O Coordenador do Curso de Direito, Gabriel Araujo Leite, explica que o alto índice de conclusão se deve ao fato de que “direito tem pouca desistência porque no geral, ao contrário de muitos cursos em que o aluno entra como segunda opção no Sisu, as pessoas que entram em Direito, de fato, tinham o curso como primeira opção, o que os torna mais focados em concluir a graduação”.

De acordo com o Coordenador do Curso de Licenciatura em Ciências Humanas, Alexandre Peixoto Faria Nogueira, deve-se ressaltar que a não conclusão do curso, se deve a dois fatores: a evasão e a retenção acadêmica. No curso de LCH, por exemplo, entre o primeiro e o segundo período ocorreu uma evasão de 51% dos ingressantes. “A gente sabe que os cursos de licenciaturas não estão no rol da primeira opção dos alunos, e por um movimento histórico de desprezo e de falta de investimento do governo federal, ninguém quer fazer licenciatura, porque não quer sofrer como professor”, diz.

O Coordenador de LCH acrescenta que como forma de diminuir essa evasão, a UFMA trabalha com políticas de assistência estudantil que tentam amparar os universitários, em especial os que vêm de fora da cidade, para garantir a permanência dos acadêmicos na universidade. Em relação à retenção universitária, o coordenador ressalta que grande parte dos alunos não conseguem concluir o curso devido à fatores como por exemplo não conseguir concluir o TCC.  “Por ‘N’ motivos: o estudante trabalha, não tem tempo, não participava de projetos de pesquisa, então não possuem essa cultura do pesquisar, do escrever. E isso dificulta sua saída”, explica.

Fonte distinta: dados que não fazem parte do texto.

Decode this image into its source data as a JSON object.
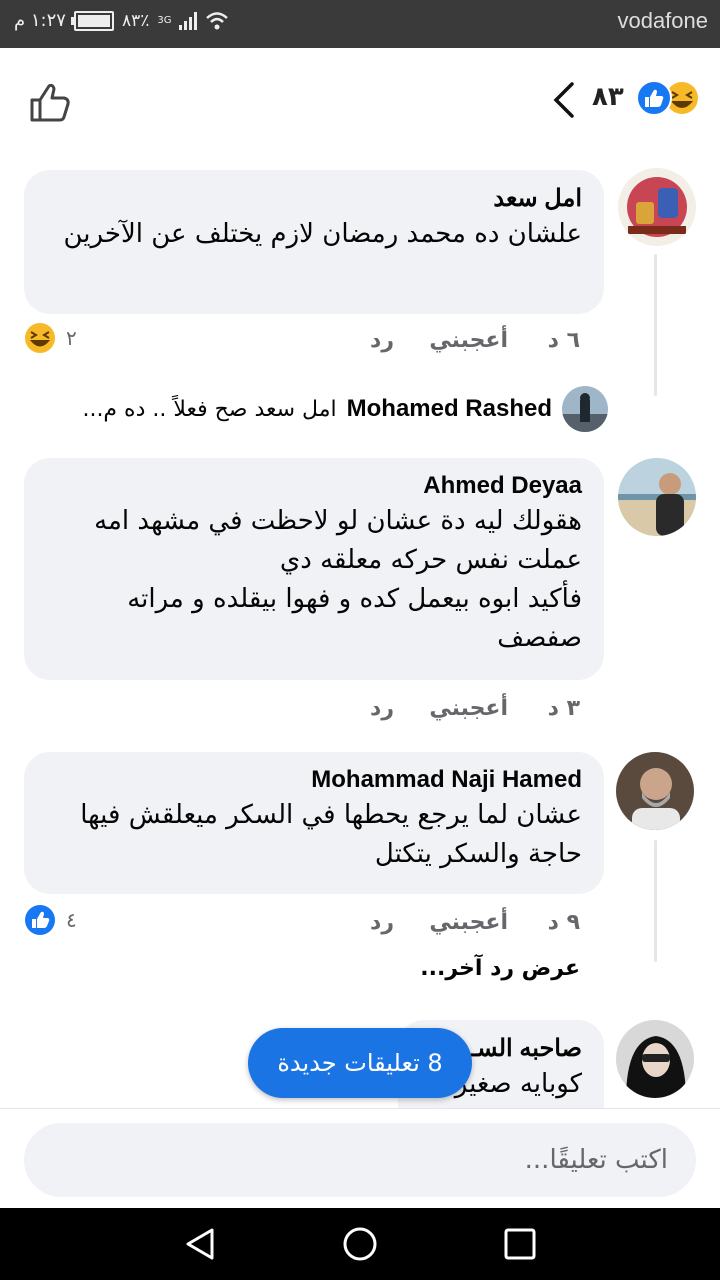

A Assistente Pedagógica Elaíne Lima Santana explica que a universidade tem se preparado para amparar os graduandos e tentar diminuir a evasão acadêmica, por meio de programas de assistência estudantil. “Buscamos para garantir a permanência dos alunos na universidade. E também agora, com nossa equipe formada, estamos oferecendo um acompanhamento aos estudantes, com psicólogos, pedagogos e juntamente comas coordenações de cursos”, destaca. Por fim, o coordenador Alexandre Peixoto Faria Nogueira ressalta que a evasão acadêmica, apesar das políticas de assistência estudantil, é um problema nacional e não uma característica da UFMA.